Tuberculosis bacteria affects about one-quarter of the world’s population, according to the World Health Organization. A small portion of those with the tuberculosis bacteria will become sick with tuberculosis. In 2017 alone, approximately 10 million people in the world were sick with tuberculosis. The researchers report that there are over 3 million tuberculosis cases that go undiagnosed each year.

Since tuberculosis affects a person’s lungs, patients have to cough up fluid from their lungs so doctors can test for the disease. But not everyone is able to cough up that sputum from the lungs.
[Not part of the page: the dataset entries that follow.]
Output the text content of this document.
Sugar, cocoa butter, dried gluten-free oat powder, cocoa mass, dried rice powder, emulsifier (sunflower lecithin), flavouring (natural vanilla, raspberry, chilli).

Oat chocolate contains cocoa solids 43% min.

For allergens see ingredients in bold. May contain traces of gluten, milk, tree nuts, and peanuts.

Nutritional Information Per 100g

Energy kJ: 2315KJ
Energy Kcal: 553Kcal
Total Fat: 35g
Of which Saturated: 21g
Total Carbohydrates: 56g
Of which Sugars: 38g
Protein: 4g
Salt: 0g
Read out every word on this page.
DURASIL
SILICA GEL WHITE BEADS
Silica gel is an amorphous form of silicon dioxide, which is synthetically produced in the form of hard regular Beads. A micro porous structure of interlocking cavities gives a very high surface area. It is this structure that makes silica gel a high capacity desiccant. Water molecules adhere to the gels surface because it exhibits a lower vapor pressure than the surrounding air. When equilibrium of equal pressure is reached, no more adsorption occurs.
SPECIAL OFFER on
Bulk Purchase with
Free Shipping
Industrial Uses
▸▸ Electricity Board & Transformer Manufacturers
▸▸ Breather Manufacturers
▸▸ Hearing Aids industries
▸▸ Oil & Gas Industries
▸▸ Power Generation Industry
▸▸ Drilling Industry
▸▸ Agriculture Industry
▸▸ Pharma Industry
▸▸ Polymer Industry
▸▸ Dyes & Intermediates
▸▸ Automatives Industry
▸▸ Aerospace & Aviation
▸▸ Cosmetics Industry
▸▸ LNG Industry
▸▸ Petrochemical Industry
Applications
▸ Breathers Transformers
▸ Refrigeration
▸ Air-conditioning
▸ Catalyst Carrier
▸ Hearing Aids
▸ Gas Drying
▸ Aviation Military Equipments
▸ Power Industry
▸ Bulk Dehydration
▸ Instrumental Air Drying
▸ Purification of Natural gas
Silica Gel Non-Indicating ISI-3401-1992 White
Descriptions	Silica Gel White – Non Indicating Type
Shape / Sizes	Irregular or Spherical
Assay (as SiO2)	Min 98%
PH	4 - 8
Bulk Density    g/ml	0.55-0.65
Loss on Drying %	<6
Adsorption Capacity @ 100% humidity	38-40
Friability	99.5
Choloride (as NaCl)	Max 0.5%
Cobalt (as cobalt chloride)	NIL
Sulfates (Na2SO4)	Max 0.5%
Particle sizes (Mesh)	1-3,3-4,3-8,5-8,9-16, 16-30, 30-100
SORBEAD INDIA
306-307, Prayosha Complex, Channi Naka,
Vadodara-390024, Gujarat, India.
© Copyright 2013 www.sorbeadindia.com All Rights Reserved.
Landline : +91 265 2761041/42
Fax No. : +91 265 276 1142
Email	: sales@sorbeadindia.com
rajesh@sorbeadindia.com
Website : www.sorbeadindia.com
The research team, led by Niaz Banaei, an associate professor of pathology and medicine, and Juan Santiago, a professor of mechanical engineering, wanted to develop a test that could search blood and urine for tuberculosis bacteria DNA, but tuberculosis typically doesn’t produce enough DNA with its proteins and other molecules. The next step was to develop a device that could separate relevant DNA bits from everything else in blood and urine.

Modern labs are able to do the processing of DNA in blood and urine, but the researchers set out to make a device that used very limited electricity and equipment to work in doctors’ offices.

The researchers figured out that they needed to get a pure sample of DNA in the most simple way. The team developed a device that builds on the fact that DNA and other molecules in blood and urine have different electric charges. When placed in an electric field, they move at different speeds.

Blood and urine can be placed in an electric field and device can use low power from a USB port to sort different molecules where the researchers can then grab the DNA and run tuberculosis bacteria tests.

The researchers have so far tested the device on eight patients and results have shown that the new test device is simpler and more reliable than previous testing methods.

The Stanford researcher now plan to optimize the test in more challenging situations and to test how the device works in various age groups and people with HIV/AIDS at different stages of infection.